The fact that, often enough, the results of the utilization of these and other (also surgical) techniques, is being reported in biased and opaque ways is not helping either.

These procedures tend to be repeated several times before one assumes that they are not working, but there seems to be limited concern or information regarding possible consequences of the technique, at least those that we may perceive based on non-invasive imaging studies. In the present series, only a very small number of patients underwent contrast magnetic resonance imaging studies, which may be the only way to assess the degree of local inflammation caused by these injections. This can be explained by the purely retrospective nature of the study and the plausible fact that only late did the authors come to realise that there might be a correlation between the high degree of adhesions they were seeing in some patients and the type of treatments they had undergone prior to being operated upon.

Despite the empirics that preceded the practice of ozone therapy, it is nowadays accepted that it may have beneficial effects on specific spinal diseases and symptoms, therefore representing a therapeutic resource of value in a selected patient population (2). As for all other therapeutic interventions, especially those concerning spine ailments, patient selection remains crucial and the issue paramount to all further argumentation.
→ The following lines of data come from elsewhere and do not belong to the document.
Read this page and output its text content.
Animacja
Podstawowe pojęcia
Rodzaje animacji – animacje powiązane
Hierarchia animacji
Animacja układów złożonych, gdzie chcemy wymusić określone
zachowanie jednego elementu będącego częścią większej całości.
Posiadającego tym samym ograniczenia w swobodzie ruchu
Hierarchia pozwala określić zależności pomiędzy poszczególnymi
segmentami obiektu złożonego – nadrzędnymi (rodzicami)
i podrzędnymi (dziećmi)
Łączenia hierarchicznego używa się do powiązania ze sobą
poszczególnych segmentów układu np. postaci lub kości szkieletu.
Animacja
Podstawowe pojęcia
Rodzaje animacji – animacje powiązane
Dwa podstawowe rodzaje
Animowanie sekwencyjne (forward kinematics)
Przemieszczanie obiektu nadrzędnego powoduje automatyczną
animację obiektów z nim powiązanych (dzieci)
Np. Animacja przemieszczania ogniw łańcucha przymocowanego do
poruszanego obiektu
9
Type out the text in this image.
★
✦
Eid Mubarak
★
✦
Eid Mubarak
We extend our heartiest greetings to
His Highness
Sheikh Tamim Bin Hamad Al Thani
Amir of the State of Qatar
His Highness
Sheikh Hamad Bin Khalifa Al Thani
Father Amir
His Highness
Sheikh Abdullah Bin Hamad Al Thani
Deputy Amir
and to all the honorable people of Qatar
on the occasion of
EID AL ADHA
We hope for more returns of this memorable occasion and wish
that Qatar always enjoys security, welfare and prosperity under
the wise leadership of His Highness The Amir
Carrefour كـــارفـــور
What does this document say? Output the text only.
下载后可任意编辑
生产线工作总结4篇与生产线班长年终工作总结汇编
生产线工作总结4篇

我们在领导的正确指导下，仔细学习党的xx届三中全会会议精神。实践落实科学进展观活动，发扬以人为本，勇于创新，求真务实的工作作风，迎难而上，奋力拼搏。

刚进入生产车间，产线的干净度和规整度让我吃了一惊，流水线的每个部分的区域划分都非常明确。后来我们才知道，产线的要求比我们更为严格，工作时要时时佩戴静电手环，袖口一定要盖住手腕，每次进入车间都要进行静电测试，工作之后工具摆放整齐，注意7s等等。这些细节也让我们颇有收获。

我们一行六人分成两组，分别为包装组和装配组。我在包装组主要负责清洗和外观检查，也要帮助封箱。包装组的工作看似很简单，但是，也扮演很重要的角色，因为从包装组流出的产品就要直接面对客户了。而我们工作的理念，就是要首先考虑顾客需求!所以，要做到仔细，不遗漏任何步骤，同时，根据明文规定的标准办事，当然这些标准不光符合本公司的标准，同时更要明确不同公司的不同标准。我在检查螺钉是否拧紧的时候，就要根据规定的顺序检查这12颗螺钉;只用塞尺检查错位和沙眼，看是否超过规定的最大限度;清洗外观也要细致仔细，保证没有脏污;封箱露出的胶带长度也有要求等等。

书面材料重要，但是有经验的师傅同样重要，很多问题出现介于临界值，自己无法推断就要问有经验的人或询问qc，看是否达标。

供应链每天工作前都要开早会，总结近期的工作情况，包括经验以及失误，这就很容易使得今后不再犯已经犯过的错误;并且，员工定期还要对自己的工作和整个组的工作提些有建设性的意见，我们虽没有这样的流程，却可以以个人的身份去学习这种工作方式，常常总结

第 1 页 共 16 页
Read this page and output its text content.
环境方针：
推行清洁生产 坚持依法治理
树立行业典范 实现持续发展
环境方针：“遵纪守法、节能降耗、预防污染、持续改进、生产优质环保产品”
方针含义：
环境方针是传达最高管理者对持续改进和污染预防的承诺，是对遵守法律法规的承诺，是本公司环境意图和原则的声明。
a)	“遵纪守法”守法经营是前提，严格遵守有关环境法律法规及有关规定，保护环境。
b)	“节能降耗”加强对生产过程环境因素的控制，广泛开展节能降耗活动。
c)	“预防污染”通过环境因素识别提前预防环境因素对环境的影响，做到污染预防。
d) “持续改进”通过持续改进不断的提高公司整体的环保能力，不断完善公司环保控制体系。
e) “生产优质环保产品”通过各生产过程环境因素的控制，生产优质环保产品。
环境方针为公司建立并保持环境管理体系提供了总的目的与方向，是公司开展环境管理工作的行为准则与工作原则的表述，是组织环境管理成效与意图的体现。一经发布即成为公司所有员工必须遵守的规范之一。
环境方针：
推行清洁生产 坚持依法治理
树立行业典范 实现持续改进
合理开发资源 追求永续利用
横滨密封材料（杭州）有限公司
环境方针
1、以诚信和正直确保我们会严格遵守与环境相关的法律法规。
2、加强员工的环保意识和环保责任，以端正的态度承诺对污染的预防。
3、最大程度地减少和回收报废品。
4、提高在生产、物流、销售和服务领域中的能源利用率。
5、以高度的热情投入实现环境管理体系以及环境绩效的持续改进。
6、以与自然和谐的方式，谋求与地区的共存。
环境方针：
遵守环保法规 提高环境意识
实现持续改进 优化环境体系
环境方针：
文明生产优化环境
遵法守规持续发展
We are all well aware of the effects of the intradiscal ozone injections and the possible role they may play in the palliation of pain of discogenic source. The rationale behind the use of intraforaminal ozone injections is less evident not only in so-called disc herniations (where the effect should be pursued at the cost of the shrinking of the bulging disc), let alone in cases of foraminal stenosis where the mechanical effect on the nerve root is caused by the constricting effect of bony and ligamentous structures. Ozone therapy is not a panacea and a strict adhesion to its precise indications surely increases its therapeutic effects and safety. There are few relevant clinical trials on this subject with modest clinical evidence to recommend such widespread use of ozone therapy as a form of alternative treatment in patients with spinal disorders. Current data on the usage of IFOT as a therapeutic option for various spinal conditions lacks evidence for sufficient safety and therapeutic advantage over other available conventional therapeutic modalities (including totally non-invasive ones such as physical therapy). The present article verses this patient-security issue.

After a critical appraisal of the relevant literature, we conclude that an important and relevant issue regarding ozone mechanisms of action is that they are still not fully understood. Besides the action mechanisms focused upon by the authors, the ozone induction of fibroblast proliferation at the injection site (1, 3), may be responsible for the aforementioned pathological changes and epidural scar adhesions.

In fact, this article may represent a significant contribution to the clarification of some of the ozone pathophysiological mechanisms of action. The authors provide interesting information that can lead to a further understanding of this subject and, to this end, we find their work potentially useful.